Not to draw controversy into this article, but I remember remarking to my sister that I thought that it was “positively barbaric” that a cricketer should perform animal sacrifice. Now I see what I was really doing is assume that the Berbers, really a North African people, are – or were – any less civilized than I. When you become conscious of a particular daily habit, instances of it tend to jump out at you more than you realize. Suddenly I was hearing “vandalizing the school halls” or “dehati” (a pejorative term indicating lack of manners or finesse even though it literally means “rural”) and wondering if we were just blindly taking the winners’ word in Roman history and indeed how a dehati could be anything negative in a country that is still largely rural.
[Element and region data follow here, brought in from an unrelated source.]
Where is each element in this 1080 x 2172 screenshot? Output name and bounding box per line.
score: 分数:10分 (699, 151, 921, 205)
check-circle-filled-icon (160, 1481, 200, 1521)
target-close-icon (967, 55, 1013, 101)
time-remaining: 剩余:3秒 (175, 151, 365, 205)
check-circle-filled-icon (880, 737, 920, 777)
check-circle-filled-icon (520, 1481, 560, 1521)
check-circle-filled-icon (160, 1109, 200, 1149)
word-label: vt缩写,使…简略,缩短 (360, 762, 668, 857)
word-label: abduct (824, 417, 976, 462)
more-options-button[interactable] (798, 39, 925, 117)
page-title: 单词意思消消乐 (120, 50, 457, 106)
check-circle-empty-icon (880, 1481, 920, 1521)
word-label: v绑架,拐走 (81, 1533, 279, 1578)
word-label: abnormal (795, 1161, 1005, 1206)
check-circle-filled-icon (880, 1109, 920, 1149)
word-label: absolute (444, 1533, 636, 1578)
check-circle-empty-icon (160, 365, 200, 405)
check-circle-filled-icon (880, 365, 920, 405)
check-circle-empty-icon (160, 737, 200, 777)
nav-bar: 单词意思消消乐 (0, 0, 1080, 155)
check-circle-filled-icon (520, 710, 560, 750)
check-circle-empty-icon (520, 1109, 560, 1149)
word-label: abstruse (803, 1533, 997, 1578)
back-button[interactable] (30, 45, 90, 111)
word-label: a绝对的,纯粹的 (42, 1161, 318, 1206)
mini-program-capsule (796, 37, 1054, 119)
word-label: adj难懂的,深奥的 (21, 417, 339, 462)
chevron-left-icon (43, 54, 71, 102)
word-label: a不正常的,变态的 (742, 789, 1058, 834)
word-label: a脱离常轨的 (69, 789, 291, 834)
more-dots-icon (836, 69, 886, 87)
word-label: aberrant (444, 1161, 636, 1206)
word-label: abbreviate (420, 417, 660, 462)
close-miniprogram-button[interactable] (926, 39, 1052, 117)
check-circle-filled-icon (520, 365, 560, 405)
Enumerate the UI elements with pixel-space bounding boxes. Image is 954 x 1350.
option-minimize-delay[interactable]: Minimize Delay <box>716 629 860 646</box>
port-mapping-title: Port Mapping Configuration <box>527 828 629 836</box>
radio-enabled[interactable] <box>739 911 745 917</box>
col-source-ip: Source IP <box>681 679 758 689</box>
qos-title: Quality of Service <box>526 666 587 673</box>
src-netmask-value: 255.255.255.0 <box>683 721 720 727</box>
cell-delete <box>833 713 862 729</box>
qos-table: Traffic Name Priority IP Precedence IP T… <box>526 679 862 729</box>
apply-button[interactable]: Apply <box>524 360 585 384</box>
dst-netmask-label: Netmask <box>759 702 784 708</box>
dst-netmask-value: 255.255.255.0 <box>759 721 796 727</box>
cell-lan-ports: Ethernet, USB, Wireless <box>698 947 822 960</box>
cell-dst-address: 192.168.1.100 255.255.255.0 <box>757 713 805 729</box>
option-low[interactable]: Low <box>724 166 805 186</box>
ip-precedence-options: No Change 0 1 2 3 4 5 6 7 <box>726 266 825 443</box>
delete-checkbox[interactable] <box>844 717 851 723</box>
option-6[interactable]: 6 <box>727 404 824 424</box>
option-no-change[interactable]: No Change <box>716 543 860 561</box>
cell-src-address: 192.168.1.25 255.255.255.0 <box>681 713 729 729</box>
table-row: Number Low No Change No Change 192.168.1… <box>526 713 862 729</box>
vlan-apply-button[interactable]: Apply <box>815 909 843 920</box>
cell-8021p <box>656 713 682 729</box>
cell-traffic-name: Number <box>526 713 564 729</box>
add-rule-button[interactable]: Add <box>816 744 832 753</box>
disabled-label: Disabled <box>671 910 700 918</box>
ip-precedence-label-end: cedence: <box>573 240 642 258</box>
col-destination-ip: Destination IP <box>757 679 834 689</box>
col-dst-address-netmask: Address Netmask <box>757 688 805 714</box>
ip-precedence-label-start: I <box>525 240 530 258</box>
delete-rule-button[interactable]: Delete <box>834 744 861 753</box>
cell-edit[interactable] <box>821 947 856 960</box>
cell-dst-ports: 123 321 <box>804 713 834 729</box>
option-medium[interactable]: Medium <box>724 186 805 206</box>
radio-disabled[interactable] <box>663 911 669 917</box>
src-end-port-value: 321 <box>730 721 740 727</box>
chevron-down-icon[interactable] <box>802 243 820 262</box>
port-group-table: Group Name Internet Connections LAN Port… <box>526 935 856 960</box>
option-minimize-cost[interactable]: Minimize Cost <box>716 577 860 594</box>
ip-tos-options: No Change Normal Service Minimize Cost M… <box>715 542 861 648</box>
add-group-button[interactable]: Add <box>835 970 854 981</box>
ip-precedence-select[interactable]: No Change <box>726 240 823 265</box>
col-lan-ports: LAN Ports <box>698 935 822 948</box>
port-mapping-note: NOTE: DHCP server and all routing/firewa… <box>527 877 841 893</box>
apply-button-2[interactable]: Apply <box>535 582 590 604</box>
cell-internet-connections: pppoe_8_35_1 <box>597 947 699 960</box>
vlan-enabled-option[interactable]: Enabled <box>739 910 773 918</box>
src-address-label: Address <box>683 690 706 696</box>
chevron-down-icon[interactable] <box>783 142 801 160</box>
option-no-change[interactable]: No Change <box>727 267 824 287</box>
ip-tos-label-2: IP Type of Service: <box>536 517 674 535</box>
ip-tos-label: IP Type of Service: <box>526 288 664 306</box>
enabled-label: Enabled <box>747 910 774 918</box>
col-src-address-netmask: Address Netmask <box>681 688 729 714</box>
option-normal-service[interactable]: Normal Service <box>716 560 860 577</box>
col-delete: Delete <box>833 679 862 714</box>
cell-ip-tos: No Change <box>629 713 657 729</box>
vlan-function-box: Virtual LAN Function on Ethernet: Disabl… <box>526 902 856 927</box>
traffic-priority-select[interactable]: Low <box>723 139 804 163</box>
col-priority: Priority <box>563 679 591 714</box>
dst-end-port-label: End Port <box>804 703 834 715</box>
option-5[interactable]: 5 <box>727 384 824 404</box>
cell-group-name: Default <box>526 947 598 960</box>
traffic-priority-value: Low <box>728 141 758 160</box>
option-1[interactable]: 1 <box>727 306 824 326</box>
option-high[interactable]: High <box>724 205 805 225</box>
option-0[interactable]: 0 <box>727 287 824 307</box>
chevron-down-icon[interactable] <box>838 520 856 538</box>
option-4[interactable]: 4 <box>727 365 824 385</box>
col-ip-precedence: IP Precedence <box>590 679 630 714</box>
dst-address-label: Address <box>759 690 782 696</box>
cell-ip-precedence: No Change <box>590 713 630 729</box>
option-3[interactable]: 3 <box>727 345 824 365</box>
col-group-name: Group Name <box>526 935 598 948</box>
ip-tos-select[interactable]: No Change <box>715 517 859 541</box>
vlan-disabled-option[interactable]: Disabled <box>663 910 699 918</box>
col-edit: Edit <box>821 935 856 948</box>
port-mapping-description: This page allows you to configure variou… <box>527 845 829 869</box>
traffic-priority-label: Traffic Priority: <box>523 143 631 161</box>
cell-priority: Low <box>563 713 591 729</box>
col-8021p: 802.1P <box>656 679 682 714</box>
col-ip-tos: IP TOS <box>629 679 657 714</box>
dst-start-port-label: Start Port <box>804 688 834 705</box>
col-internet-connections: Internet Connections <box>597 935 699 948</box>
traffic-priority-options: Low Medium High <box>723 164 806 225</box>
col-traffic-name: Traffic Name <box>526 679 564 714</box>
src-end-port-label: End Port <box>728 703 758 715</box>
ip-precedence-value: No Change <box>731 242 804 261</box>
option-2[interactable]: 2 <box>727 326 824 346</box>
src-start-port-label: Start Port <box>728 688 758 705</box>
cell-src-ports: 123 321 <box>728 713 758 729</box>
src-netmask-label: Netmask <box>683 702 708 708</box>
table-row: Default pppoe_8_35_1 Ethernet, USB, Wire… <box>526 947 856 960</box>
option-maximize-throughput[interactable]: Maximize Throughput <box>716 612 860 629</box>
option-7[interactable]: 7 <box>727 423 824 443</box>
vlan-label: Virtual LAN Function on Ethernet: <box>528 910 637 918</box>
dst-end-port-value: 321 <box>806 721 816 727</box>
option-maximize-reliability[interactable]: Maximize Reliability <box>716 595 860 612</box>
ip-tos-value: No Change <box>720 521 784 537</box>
Of course the evolution of words has a lot to do with it. When people and racial stereotyping of people is not involved, etymologies can be a lot of fun. For instance, we ask each other today, “Aapki tankha kya hai?” (What is your salary?) “Tankha” was incidentally a currency in the early Islamic past of India. Today, it merely signifies money earned. The same goes with the word “Panam” in tamil that comes from the old “Fanam.” “Salary” itself of course comes from the latin “salarium” meaning “salt.” As Dr. Ramaswamy says in this regard, read Asterix and you’ll know.

Returning to the basic issue at hand, though, what got me thinking about this was when I read the term “oriental barbarism” in Thomson’s classic history of Europe after Napoleon. Shocked as I was, considering the double stereotyping, I couldn’t help thinking that that made me a Junglee. Yahoo?